Module 3

Tool Design & Tool Choice Strategy

Once you decide to build an agent (Module 2), the model is the one picking which tool to call. This module gives you the levers that control that decision: disambiguating tool descriptions, the tool_choice parameter for forcing prerequisites, strict-mode schema validation, and the agentic loop that ties it all together.

Answer key Module3_Complete.ipynb

1. Concepts: Model-Driven Routing

In an agentic system, the model picks which tool to call, that decision is driven by the tool's name, description, schema, and the surrounding system prompt. Workflows hard-code the call site; agents read your tool surface and route. Four levers shape that routing:

Tool descriptions are the primary selection mechanism. Claude reads the name and description on each tool to choose. If two tools have overlapping purposes (e.g. analyze_content vs. analyze_document), Claude will misroute, write descriptions that disambiguate exactly when each tool is appropriate.
Functional overlap must be removed, not merely explained. If two tools do the same job with different names, rename or split them so each one owns a distinct input shape and outcome.
System prompts can override good descriptions. Keyword-sensitive instructions like "for any document, call analyze_document" can drag routing away from a better tool description. Audit prompt rules for accidental keyword traps.
tool_choice forces or constrains routing on a per-request basis: require any tool call, require a specific tool, or let the model decide.
Strict mode (strict: True) uses grammar-constrained sampling to force tool inputs to match your JSON schema 100%. No trailing commas, no missing required fields, no surprise keys.

1a. Eliminating Functional Overlap

"Tool description" is the most under-engineered part of most agentic systems. A bad description is one that tells Claude what the tool does; a good description tells Claude when to pick it over its siblings. A better design removes the sibling conflict entirely. Compare:

Python (anti-pattern: ambiguous)

# BAD: descriptions overlap, Claude will guess.
tools = [
    {"name": "analyze_content",  "description": "Analyzes content."},
    {"name": "analyze_document", "description": "Analyzes a document."},
]

Python (good: disambiguated)

# GOOD: each description names what the OTHER tool is NOT for.
tools = [
    {
        "name": "analyze_content",
        "description": (
            "Analyzes a single piece of inline text or HTML passed as a string "
            "(blog post body, email draft, social copy). Use this when the caller "
            "has the content in-hand. DO NOT use for files on disk or document IDs, "
            "use analyze_document for those."
        ),
    },
    {
        "name": "analyze_document",
        "description": (
            "Analyzes a stored document referenced by document_id (PDF, Word, "
            "uploaded file). Use this when the caller has only an identifier or "
            "a file path. DO NOT use for raw inline text, use analyze_content."
        ),
    },
]

The pattern: state the input shape, the canonical use case, and an explicit "DO NOT use for X, use sibling_tool instead" clause.

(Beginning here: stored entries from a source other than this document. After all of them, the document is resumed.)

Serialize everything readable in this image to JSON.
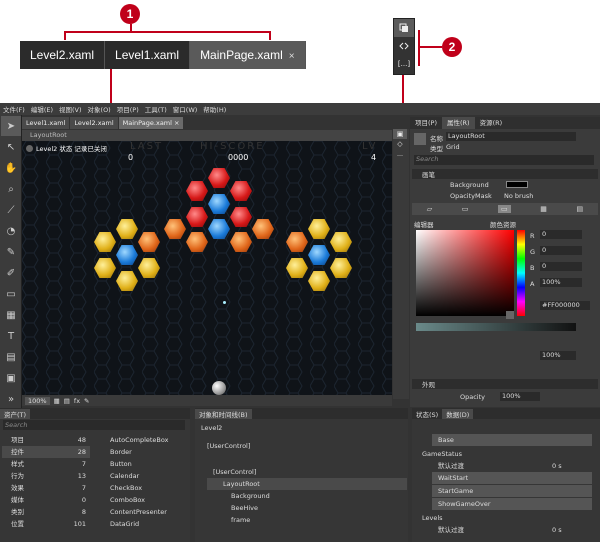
{
  "callouts": [
    "1",
    "2"
  ],
  "zoom_tabs": [
    {
      "label": "Level2.xaml"
    },
    {
      "label": "Level1.xaml"
    },
    {
      "label": "MainPage.xaml",
      "close": "×"
    }
  ],
  "zoom_toolbar": {
    "btn3": "[...]"
  },
  "menu": [
    "文件(F)",
    "编辑(E)",
    "视图(V)",
    "对象(O)",
    "项目(P)",
    "工具(T)",
    "窗口(W)",
    "帮助(H)"
  ],
  "doc_tabs": [
    {
      "label": "Level1.xaml"
    },
    {
      "label": "Level2.xaml"
    },
    {
      "label": "MainPage.xaml",
      "close": "×"
    }
  ],
  "breadcrumb": "LayoutRoot",
  "canvas": {
    "state_text": "Level2 状态 记录已关闭",
    "hud_last": "LAST",
    "hud_hiscore": "HI-SCORE",
    "hud_lv": "LV",
    "score_left": "0",
    "score_mid": "0000",
    "score_right": "4"
  },
  "canvas_status": {
    "zoom": "100%"
  },
  "props": {
    "tabs": [
      "项目(P)",
      "属性(R)",
      "资源(R)"
    ],
    "name_label": "名称",
    "name_value": "LayoutRoot",
    "type_label": "类型",
    "type_value": "Grid",
    "search_placeholder": "Search",
    "section_brush": "画笔",
    "background_label": "Background",
    "opacitymask_label": "OpacityMask",
    "opacitymask_value": "No brush",
    "editor_tab": "编辑器",
    "color_resources": "颜色资源",
    "r_label": "R",
    "r_value": "0",
    "g_label": "G",
    "g_value": "0",
    "b_label": "B",
    "b_value": "0",
    "a_label": "A",
    "a_value": "100%",
    "hex_value": "#FF000000",
    "gradient_pct": "100%",
    "section_appearance": "外观",
    "opacity_label": "Opacity",
    "opacity_value": "100%"
  },
  "assets": {
    "title": "资产(T)",
    "search_placeholder": "Search",
    "categories": [
      {
        "label": "项目",
        "count": "48"
      },
      {
        "label": "控件",
        "count": "28"
      },
      {
        "label": "样式",
        "count": "7"
      },
      {
        "label": "行为",
        "count": "13"
      },
      {
        "label": "效果",
        "count": "7"
      },
      {
        "label": "媒体",
        "count": "0"
      },
      {
        "label": "类别",
        "count": "8"
      },
      {
        "label": "位置",
        "count": "101"
      }
    ],
    "controls": [
      "AutoCompleteBox",
      "Border",
      "Button",
      "Calendar",
      "CheckBox",
      "ComboBox",
      "ContentPresenter",
      "DataGrid"
    ]
  },
  "objects": {
    "title": "对象和时间线(B)",
    "timeline": "Level2",
    "root": "[UserControl]",
    "userctrl": "[UserControl]",
    "items": [
      "LayoutRoot",
      "Background",
      "BeeHive",
      "frame"
    ]
  },
  "states": {
    "tabs": [
      "状态(S)",
      "数据(D)"
    ],
    "base": "Base",
    "groups": [
      {
        "name": "GameStatus",
        "default": "默认过渡",
        "default_value": "0 s",
        "states": [
          "WaitStart",
          "StartGame",
          "ShowGameOver"
        ]
      },
      {
        "name": "Levels",
        "default": "默认过渡",
        "default_value": "0 s",
        "states": []
      }
    ]
  },
  "colors": {
    "accent": "#c0001a",
    "panel": "#3b3b3b",
    "canvas": "#0f1318"
  }
}
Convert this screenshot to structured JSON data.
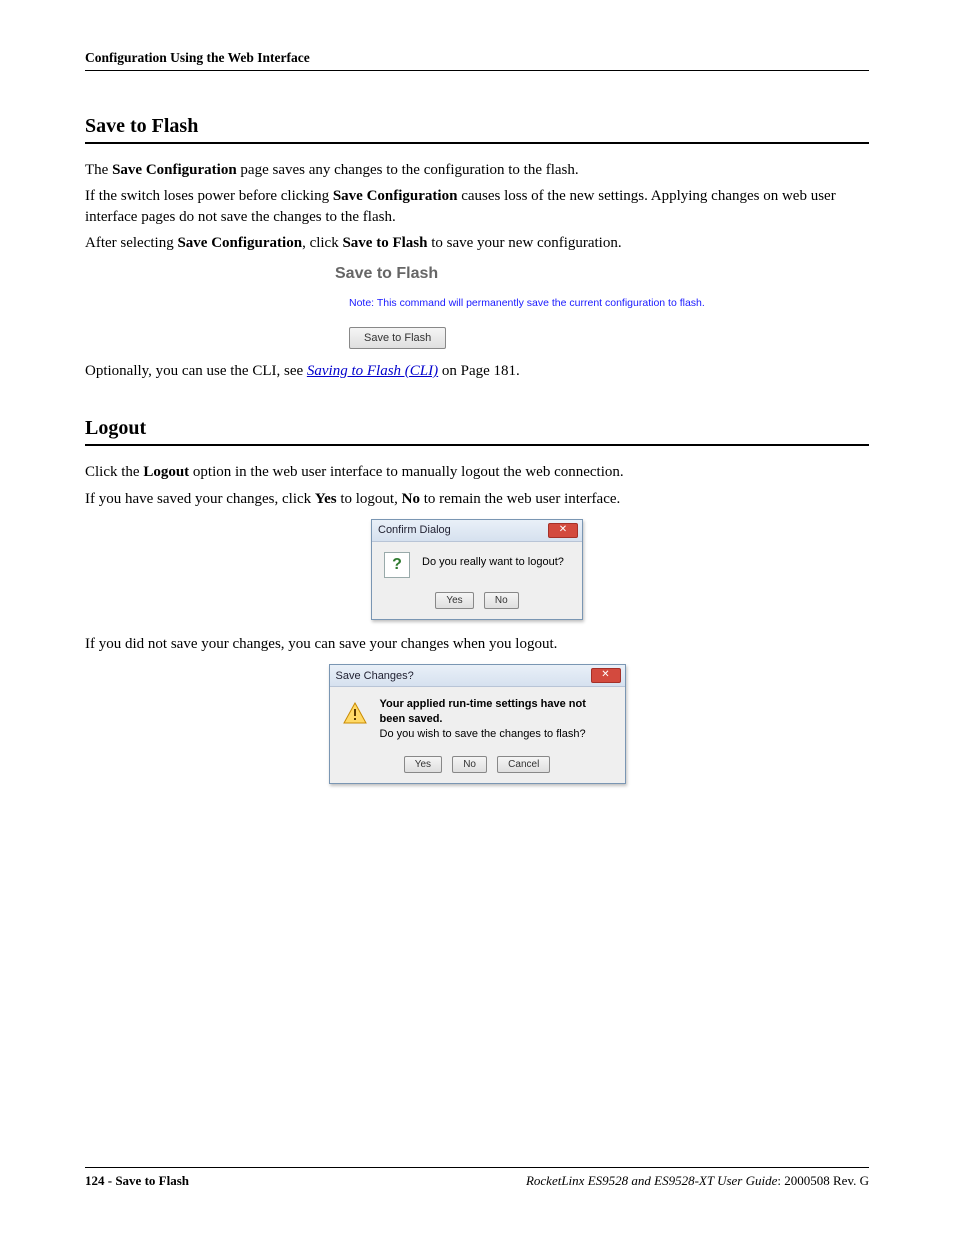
{
  "running_header": "Configuration Using the Web Interface",
  "section1": {
    "title": "Save to Flash",
    "p1_a": "The ",
    "p1_b": "Save Configuration",
    "p1_c": " page saves any changes to the configuration to the flash.",
    "p2_a": "If the switch loses power before clicking ",
    "p2_b": "Save Configuration",
    "p2_c": " causes loss of the new settings. Applying changes on web user interface pages do not save the changes to the flash.",
    "p3_a": "After selecting ",
    "p3_b": "Save Configuration",
    "p3_c": ", click ",
    "p3_d": "Save to Flash",
    "p3_e": " to save your new configuration.",
    "ui_title": "Save to Flash",
    "ui_note": "Note: This command will permanently save the current configuration to flash.",
    "ui_button": "Save to Flash",
    "p4_a": "Optionally, you can use the CLI, see ",
    "p4_link": "Saving to Flash (CLI)",
    "p4_b": " on Page 181."
  },
  "section2": {
    "title": "Logout",
    "p1_a": "Click the ",
    "p1_b": "Logout",
    "p1_c": " option in the web user interface to manually logout the web connection.",
    "p2_a": "If you have saved your changes, click ",
    "p2_b": "Yes",
    "p2_c": " to logout, ",
    "p2_d": "No",
    "p2_e": " to remain the web user interface.",
    "dialog1": {
      "title": "Confirm Dialog",
      "msg": "Do you really want to logout?",
      "yes": "Yes",
      "no": "No"
    },
    "p3": "If you did not save your changes, you can save your changes when you logout.",
    "dialog2": {
      "title": "Save Changes?",
      "msg_bold": "Your applied run-time settings have not been saved.",
      "msg_line2": "Do you wish to save the changes to flash?",
      "yes": "Yes",
      "no": "No",
      "cancel": "Cancel"
    }
  },
  "footer": {
    "left": "124 - Save to Flash",
    "right_italic": "RocketLinx ES9528 and ES9528-XT User Guide",
    "right_tail": ": 2000508 Rev. G"
  }
}
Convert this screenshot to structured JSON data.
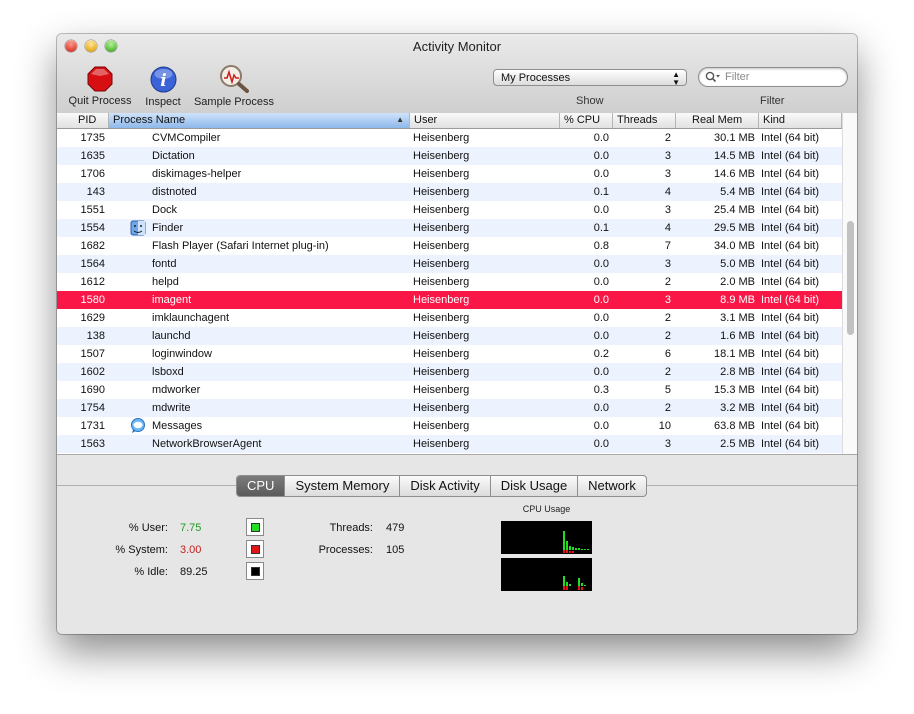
{
  "window": {
    "title": "Activity Monitor"
  },
  "toolbar": {
    "quit_label": "Quit Process",
    "inspect_label": "Inspect",
    "sample_label": "Sample Process",
    "show_selected": "My Processes",
    "show_label": "Show",
    "filter_placeholder": "Filter",
    "filter_label": "Filter"
  },
  "table": {
    "columns": {
      "pid": "PID",
      "name": "Process Name",
      "user": "User",
      "cpu": "% CPU",
      "threads": "Threads",
      "mem": "Real Mem",
      "kind": "Kind"
    },
    "sorted_column": "Process Name",
    "selected_pid": "1580",
    "rows": [
      {
        "pid": "1735",
        "name": "CVMCompiler",
        "user": "Heisenberg",
        "cpu": "0.0",
        "threads": "2",
        "mem": "30.1 MB",
        "kind": "Intel (64 bit)",
        "icon": ""
      },
      {
        "pid": "1635",
        "name": "Dictation",
        "user": "Heisenberg",
        "cpu": "0.0",
        "threads": "3",
        "mem": "14.5 MB",
        "kind": "Intel (64 bit)",
        "icon": ""
      },
      {
        "pid": "1706",
        "name": "diskimages-helper",
        "user": "Heisenberg",
        "cpu": "0.0",
        "threads": "3",
        "mem": "14.6 MB",
        "kind": "Intel (64 bit)",
        "icon": ""
      },
      {
        "pid": "143",
        "name": "distnoted",
        "user": "Heisenberg",
        "cpu": "0.1",
        "threads": "4",
        "mem": "5.4 MB",
        "kind": "Intel (64 bit)",
        "icon": ""
      },
      {
        "pid": "1551",
        "name": "Dock",
        "user": "Heisenberg",
        "cpu": "0.0",
        "threads": "3",
        "mem": "25.4 MB",
        "kind": "Intel (64 bit)",
        "icon": ""
      },
      {
        "pid": "1554",
        "name": "Finder",
        "user": "Heisenberg",
        "cpu": "0.1",
        "threads": "4",
        "mem": "29.5 MB",
        "kind": "Intel (64 bit)",
        "icon": "finder-icon"
      },
      {
        "pid": "1682",
        "name": "Flash Player (Safari Internet plug-in)",
        "user": "Heisenberg",
        "cpu": "0.8",
        "threads": "7",
        "mem": "34.0 MB",
        "kind": "Intel (64 bit)",
        "icon": ""
      },
      {
        "pid": "1564",
        "name": "fontd",
        "user": "Heisenberg",
        "cpu": "0.0",
        "threads": "3",
        "mem": "5.0 MB",
        "kind": "Intel (64 bit)",
        "icon": ""
      },
      {
        "pid": "1612",
        "name": "helpd",
        "user": "Heisenberg",
        "cpu": "0.0",
        "threads": "2",
        "mem": "2.0 MB",
        "kind": "Intel (64 bit)",
        "icon": ""
      },
      {
        "pid": "1580",
        "name": "imagent",
        "user": "Heisenberg",
        "cpu": "0.0",
        "threads": "3",
        "mem": "8.9 MB",
        "kind": "Intel (64 bit)",
        "icon": ""
      },
      {
        "pid": "1629",
        "name": "imklaunchagent",
        "user": "Heisenberg",
        "cpu": "0.0",
        "threads": "2",
        "mem": "3.1 MB",
        "kind": "Intel (64 bit)",
        "icon": ""
      },
      {
        "pid": "138",
        "name": "launchd",
        "user": "Heisenberg",
        "cpu": "0.0",
        "threads": "2",
        "mem": "1.6 MB",
        "kind": "Intel (64 bit)",
        "icon": ""
      },
      {
        "pid": "1507",
        "name": "loginwindow",
        "user": "Heisenberg",
        "cpu": "0.2",
        "threads": "6",
        "mem": "18.1 MB",
        "kind": "Intel (64 bit)",
        "icon": ""
      },
      {
        "pid": "1602",
        "name": "lsboxd",
        "user": "Heisenberg",
        "cpu": "0.0",
        "threads": "2",
        "mem": "2.8 MB",
        "kind": "Intel (64 bit)",
        "icon": ""
      },
      {
        "pid": "1690",
        "name": "mdworker",
        "user": "Heisenberg",
        "cpu": "0.3",
        "threads": "5",
        "mem": "15.3 MB",
        "kind": "Intel (64 bit)",
        "icon": ""
      },
      {
        "pid": "1754",
        "name": "mdwrite",
        "user": "Heisenberg",
        "cpu": "0.0",
        "threads": "2",
        "mem": "3.2 MB",
        "kind": "Intel (64 bit)",
        "icon": ""
      },
      {
        "pid": "1731",
        "name": "Messages",
        "user": "Heisenberg",
        "cpu": "0.0",
        "threads": "10",
        "mem": "63.8 MB",
        "kind": "Intel (64 bit)",
        "icon": "messages-icon"
      },
      {
        "pid": "1563",
        "name": "NetworkBrowserAgent",
        "user": "Heisenberg",
        "cpu": "0.0",
        "threads": "3",
        "mem": "2.5 MB",
        "kind": "Intel (64 bit)",
        "icon": ""
      }
    ]
  },
  "tabs": [
    {
      "label": "CPU",
      "active": true
    },
    {
      "label": "System Memory",
      "active": false
    },
    {
      "label": "Disk Activity",
      "active": false
    },
    {
      "label": "Disk Usage",
      "active": false
    },
    {
      "label": "Network",
      "active": false
    }
  ],
  "cpu_panel": {
    "user_label": "% User:",
    "user_value": "7.75",
    "user_color": "#1f9b1f",
    "user_swatch": "#22dd22",
    "system_label": "% System:",
    "system_value": "3.00",
    "system_color": "#c81e1e",
    "system_swatch": "#e01515",
    "idle_label": "% Idle:",
    "idle_value": "89.25",
    "idle_swatch": "#000000",
    "threads_label": "Threads:",
    "threads_value": "479",
    "processes_label": "Processes:",
    "processes_value": "105",
    "usage_title": "CPU Usage"
  },
  "icons": {
    "quit": "stop-octagon-icon",
    "inspect": "info-icon",
    "sample": "magnifier-icon",
    "search": "search-icon"
  }
}
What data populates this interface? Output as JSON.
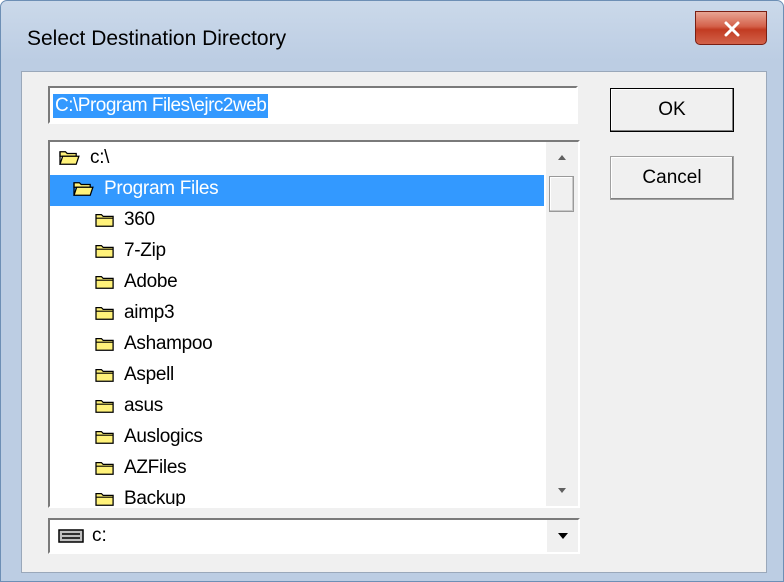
{
  "dialog": {
    "title": "Select Destination Directory",
    "close_label": "x"
  },
  "path_input": {
    "value": "C:\\Program Files\\ejrc2web"
  },
  "buttons": {
    "ok": "OK",
    "cancel": "Cancel"
  },
  "directory_list": {
    "items": [
      {
        "label": "c:\\",
        "icon": "open-folder-icon",
        "level": 0
      },
      {
        "label": "Program Files",
        "icon": "open-folder-icon",
        "level": 1,
        "selected": true
      },
      {
        "label": "360",
        "icon": "folder-icon",
        "level": 2
      },
      {
        "label": "7-Zip",
        "icon": "folder-icon",
        "level": 2
      },
      {
        "label": "Adobe",
        "icon": "folder-icon",
        "level": 2
      },
      {
        "label": "aimp3",
        "icon": "folder-icon",
        "level": 2
      },
      {
        "label": "Ashampoo",
        "icon": "folder-icon",
        "level": 2
      },
      {
        "label": "Aspell",
        "icon": "folder-icon",
        "level": 2
      },
      {
        "label": "asus",
        "icon": "folder-icon",
        "level": 2
      },
      {
        "label": "Auslogics",
        "icon": "folder-icon",
        "level": 2
      },
      {
        "label": "AZFiles",
        "icon": "folder-icon",
        "level": 2
      },
      {
        "label": "Backup",
        "icon": "folder-icon",
        "level": 2
      }
    ]
  },
  "drive_select": {
    "value": "c:",
    "icon": "drive-icon"
  },
  "colors": {
    "selection": "#3399ff",
    "folder": "#fff27a",
    "title_bar": "#c2d3e8",
    "close_button": "#c94a33"
  }
}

That last clause is what eliminates misrouting between similar tools.

Python (lab task: rename the overlapping tool)

# STARTING POINT: both tools sound like generic analysis.
tools = [
    {"name": "analyze_content", "description": "Analyze content and return key points."},
    {"name": "analyze_document", "description": "Analyze a document and return key points."},
]

# TARGET DESIGN: split by function and input source.
tools = [
    {
        "name": "analyze_uploaded_document",
        "description": (
            "Extracts claims and entities from an uploaded PDF/DOCX by document_id. "
            "Use only when the file already exists in document storage. Do not use "
            "for web search results or raw HTML."
        ),
    },
    {
        "name": "extract_web_results",
        "description": (
            "Extracts title, URL, snippet, publication date, and source credibility "
            "from web_search results. Use only after web_search/web_fetch. Do not "
            "use for uploaded files or inline drafts."
        ),
    },
]

1b. Prompt Audit for Keyword-Sensitive Instructions

Even a clean toolbox can misroute if the system prompt contains broad keyword rules. Review instructions for phrases that bind routing to words in the user request instead of the tool's true preconditions.

Prompt audit

Risky: "Whenever the user mentions a document, call analyze_document."
Better: "When the user provides a stored document_id or file path, use analyze_uploaded_document.
When the user asks about search output or fetched web pages, use extract_web_results."

1c. Controlling Routing with `tool_choice`

Descriptions guide the model's preference; tool_choice overrides it. Three values matter for the exam:

{"type": "auto"} (default), Claude decides whether to use a tool, which one, and may also reply with plain text.
{"type": "any"}, Claude must emit a tool call (no plain-text reply allowed). Use this when you want a structured response and any tool is acceptable.
{"type": "tool", "name": "verify_identity"}, Claude must call the named tool on this turn. Use this to enforce a prerequisite, e.g., identity verification before any account action.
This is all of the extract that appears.